Most of the time, the effect isn’t so terrible, but when it derails, it’s ugly. We’ve all seen bad HDR. It flattens the sharp difference between light and dark, pushing these tones toward a kind of washed-out middle-earth. It’s the thing that doesn’t allow shadows to be shadows and makes your picture of a sunset look like a Thomas Kinkade painting. No part of your photo is truly black or white. sucks.
But it doesn’t have to be like this! In my case, I switched my iPhone’s Photographic Style – a feature Apple introduced with the iPhone 13 – to Rich Contrast. I filmed with it over the weekend, and I don’t think I’ll go back to the standard profile. It’s everything I liked about those iPhone SE shots, with deep blacks, crisp still-white highlights, the benefits of a modern image sensor, and better optics.
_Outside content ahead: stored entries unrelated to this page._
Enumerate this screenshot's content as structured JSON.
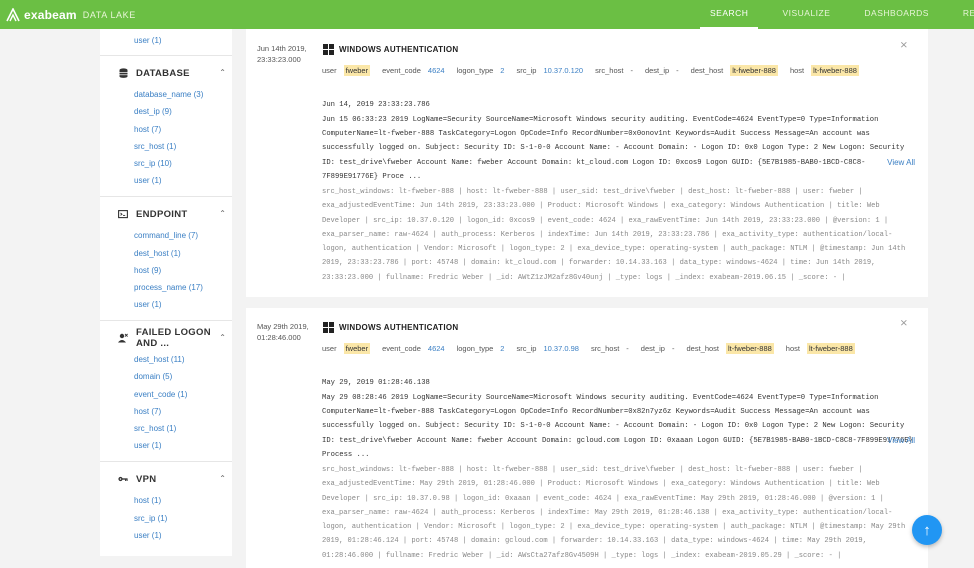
{
  "brand": {
    "name": "exabeam",
    "product": "DATA LAKE"
  },
  "nav": [
    "SEARCH",
    "VISUALIZE",
    "DASHBOARDS",
    "REPORTS"
  ],
  "sidebar": {
    "top_item": "user (1)",
    "database": {
      "title": "DATABASE",
      "items": [
        "database_name (3)",
        "dest_ip (9)",
        "host (7)",
        "src_host (1)",
        "src_ip (10)",
        "user (1)"
      ]
    },
    "endpoint": {
      "title": "ENDPOINT",
      "items": [
        "command_line (7)",
        "dest_host (1)",
        "host (9)",
        "process_name (17)",
        "user (1)"
      ]
    },
    "failed": {
      "title": "FAILED LOGON AND ...",
      "items": [
        "dest_host (11)",
        "domain (5)",
        "event_code (1)",
        "host (7)",
        "src_host (1)",
        "user (1)"
      ]
    },
    "vpn": {
      "title": "VPN",
      "items": [
        "host (1)",
        "src_ip (1)",
        "user (1)"
      ]
    }
  },
  "results": [
    {
      "date": "Jun 14th 2019,",
      "time": "23:33:23.000",
      "title": "WINDOWS AUTHENTICATION",
      "fields": {
        "user_k": "user",
        "user_v": "fweber",
        "ec_k": "event_code",
        "ec_v": "4624",
        "lt_k": "logon_type",
        "lt_v": "2",
        "si_k": "src_ip",
        "si_v": "10.37.0.120",
        "sh_k": "src_host",
        "sh_v": "-",
        "di_k": "dest_ip",
        "di_v": "-",
        "dh_k": "dest_host",
        "dh_v": "lt-fweber-888",
        "h_k": "host",
        "h_v": "lt-fweber-888"
      },
      "raw_time": "Jun 14, 2019 23:33:23.786",
      "raw": "Jun 15 06:33:23 2019 LogName=Security SourceName=Microsoft Windows security auditing. EventCode=4624 EventType=0 Type=Information ComputerName=lt-fweber-888 TaskCategory=Logon OpCode=Info RecordNumber=0x0onov1nt Keywords=Audit Success Message=An account was successfully logged on. Subject: Security ID: S-1-0-0 Account Name: - Account Domain: - Logon ID: 0x0 Logon Type: 2 New Logon: Security ID: test_drive\\fweber Account Name: fweber Account Domain: kt_cloud.com Logon ID: 0xcos9 Logon GUID: {5E7B1985-BAB0-1BCD-C8C8-7F899E91776E} Proce ...",
      "view_all": "View All",
      "kv": "src_host_windows: lt-fweber-888 | host: lt-fweber-888 | user_sid: test_drive\\fweber | dest_host: lt-fweber-888 | user: fweber | exa_adjustedEventTime: Jun 14th 2019, 23:33:23.000 | Product: Microsoft Windows | exa_category: Windows Authentication | title: Web Developer | src_ip: 10.37.0.120 | logon_id: 0xcos9 | event_code: 4624 | exa_rawEventTime: Jun 14th 2019, 23:33:23.000 | @version: 1 | exa_parser_name: raw-4624 | auth_process: Kerberos | indexTime: Jun 14th 2019, 23:33:23.786 | exa_activity_type: authentication/local-logon, authentication | Vendor: Microsoft | logon_type: 2 | exa_device_type: operating-system | auth_package: NTLM | @timestamp: Jun 14th 2019, 23:33:23.786 | port: 45748 | domain: kt_cloud.com | forwarder: 10.14.33.163 | data_type: windows-4624 | time: Jun 14th 2019, 23:33:23.000 | fullname: Fredric Weber | _id: AWtZ1zJM2afz8Gv40unj | _type: logs | _index: exabeam-2019.06.15 | _score: - |"
    },
    {
      "date": "May 29th 2019,",
      "time": "01:28:46.000",
      "title": "WINDOWS AUTHENTICATION",
      "fields": {
        "user_k": "user",
        "user_v": "fweber",
        "ec_k": "event_code",
        "ec_v": "4624",
        "lt_k": "logon_type",
        "lt_v": "2",
        "si_k": "src_ip",
        "si_v": "10.37.0.98",
        "sh_k": "src_host",
        "sh_v": "-",
        "di_k": "dest_ip",
        "di_v": "-",
        "dh_k": "dest_host",
        "dh_v": "lt-fweber-888",
        "h_k": "host",
        "h_v": "lt-fweber-888"
      },
      "raw_time": "May 29, 2019 01:28:46.138",
      "raw": "May 29 08:28:46 2019 LogName=Security SourceName=Microsoft Windows security auditing. EventCode=4624 EventType=0 Type=Information ComputerName=lt-fweber-888 TaskCategory=Logon OpCode=Info RecordNumber=0x82n7yz6z Keywords=Audit Success Message=An account was successfully logged on. Subject: Security ID: S-1-0-0 Account Name: - Account Domain: - Logon ID: 0x0 Logon Type: 2 New Logon: Security ID: test_drive\\fweber Account Name: fweber Account Domain: gcloud.com Logon ID: 0xaaan Logon GUID: {5E7B1985-BAB0-1BCD-C8C8-7F899E91776E} Process ...",
      "view_all": "View All",
      "kv": "src_host_windows: lt-fweber-888 | host: lt-fweber-888 | user_sid: test_drive\\fweber | dest_host: lt-fweber-888 | user: fweber | exa_adjustedEventTime: May 29th 2019, 01:28:46.000 | Product: Microsoft Windows | exa_category: Windows Authentication | title: Web Developer | src_ip: 10.37.0.98 | logon_id: 0xaaan | event_code: 4624 | exa_rawEventTime: May 29th 2019, 01:28:46.000 | @version: 1 | exa_parser_name: raw-4624 | auth_process: Kerberos | indexTime: May 29th 2019, 01:28:46.138 | exa_activity_type: authentication/local-logon, authentication | Vendor: Microsoft | logon_type: 2 | exa_device_type: operating-system | auth_package: NTLM | @timestamp: May 29th 2019, 01:28:46.124 | port: 45748 | domain: gcloud.com | forwarder: 10.14.33.163 | data_type: windows-4624 | time: May 29th 2019, 01:28:46.000 | fullname: Fredric Weber | _id: AWsCta27afz8Gv4509H | _type: logs | _index: exabeam-2019.05.29 | _score: - |"
    }
  ],
  "fab_icon": "arrow-up-icon"
}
But you don’t need a new iPhone to bring some contrast back to your photos. If you have an iPhone 12 or earlier, try the “dramatic” filter in the native camera app – it applies a high-contrast look similar to Rich Contrast.
In the Samsung Camera app, you can tap the stick icon at the top of the screen to apply other filters. You can download additional filters directly in the main camera app, and you can reduce the strength of any filter to soften the effect. On my Galaxy S22 Plus, I downloaded the “Classic” filter by Candy Camera and lowered the power about halfway, and I like the look of it. You can also try third-party camera apps. halide It is a popular iOS option, although you will need to pay 99 cents per month to use it after the seven-day free trial period. Any basic photo editing app will also allow you to increase the contrast after the fact.
Your photo assignment for the week is to ramp up the contrast a bit and see what you’ve been missing out on in our HDR saturated world. You may like what you see.